The Patriot Post® · Alex Berenson Sues the Biden Administration for 1A Infringement
Alex Berenson is pale, sweaty, and baggy-eyed, and he looks more like a computer science professor than a crusader for First Amendment rights. And yet here he is, suing the pants off the censors at Twitter and in the Biden White House.
We should be rooting like hell for him.
Berenson is back on Twitter after having been “permanently” banned from the platform for nearly a year because, Twitter claimed, he was spreading “misinformation” about COVID-19. Last week, the former New York Times reporter settled his lawsuit against the hard-left social media company, which admitted its mistake and restored his account.
What sort of “misinformation” was Berenson accused of spreading? What was it that got him the lifetime ban? Oh, irrefutable, evidence-based “misinformation” like this, which he tweeted last August:
It doesn’t stop infection. Or transmission. Don’t think of it as a vaccine. Think of it — at best — as a therapeutic with a limited window of efficacy and terrible side effect profile that must be dosed IN ADVANCE OF ILLNESS. And we want to mandate it? Insanity.

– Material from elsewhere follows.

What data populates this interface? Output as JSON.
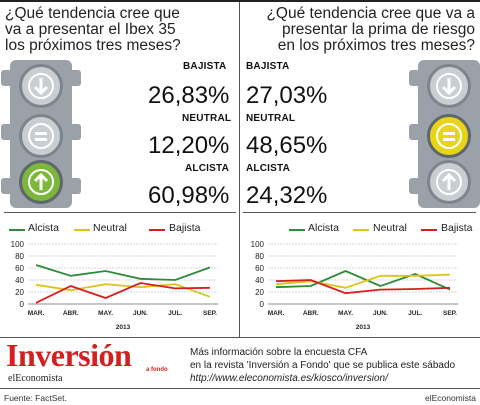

As you can imagine, that bit of bold truth-telling was too much for the authoritarians in the Biden administration. But as it turns out, they’d been gunning for Berenson long before that. And Berenson, through his legal discovery in the aforementioned Twitter lawsuit, now has the smoking gun: electronic conversations from an internal Twitter communication channel that referred to an April 2021 meeting with White House officials in which a Twitter employee said, “[The White House] had one really tough question about why Alex Berenson hasn’t been kicked off from the platform.” The employee wrote that Andy Slavitt, then a senior White House COVID adviser, “suggested they had seen data … that had showed [Berenson] was the epicenter of disinfo that radiated outwards to the persuadable public.”
Oops. And now Twitter is telling us that it’s implemented a “Civic Integrity Policy” to make sure its users can make “informed decisions.” And Twitter wonders why we don’t trust it.
As for disinformation, wasn’t the Biden administration recently ridiculed to no end for trying to prop up a “Disinformation Governance Board” to be led by a hard-left Mary Poppins wannabe?
Berenson’s case seems pretty simple on its face. Indeed, author and business executive Vivek Ramaswamy and Yale Law professor and First Amendment expert Jed Rubenfeld spell it out with crystal clarity and succinctness in the subhead of their piece in today’s Wall Street Journal: “Alex Berenson was kicked off the site at the White House’s urging. That’s a violation of the First Amendment.”
Here, we should remember that the First Amendment begins with the words, “Congress shall make no law,” not, “Private employers shall make no rule.” This illustrates the distinction between the government’s suppression of dissenting speech, which is constitutionally forbidden, and, say, Big Tech’s suppression of dissenting speech by cowardly and repulsive tactics such as deplatforming and shadow-banning, neither of which is a constitutional violation because their perpetrators aren’t governmental entities.
But what if, say, the Biden administration orders or (ahem) encourages private companies to censor others on its behalf? That’s precisely what Biden’s incompetent and dithering COVID response team did, and that’s a First Amendment violation. As Ramaswamy and Rubenfeld continue:
When the government exploits these legislative inducements to target specific critics for censorship, it has crossed a constitutional Rubicon. Targeting, punishing and silencing dissenters is the paradigmatic First Amendment violation. The Biden administration is using Big Tech as its private censorship arm, and that violates what the Supreme Court, in Norwood v. Harrison (1973), called an “axiomatic” principle: The government “may not induce, encourage or promote private persons to accomplish what it is constitutionally forbidden to accomplish.”
Censorship, it seems, has now become an almost exclusive weapon of the Left. And that makes perfect sense, because the stronger arguments tend overwhelmingly to come from the Right. And because those on the Right don’t tend to be afraid of debate.
We’ve said it before but it bears repeating: If they weren’t afraid of losing the argument, they wouldn’t need to censor us.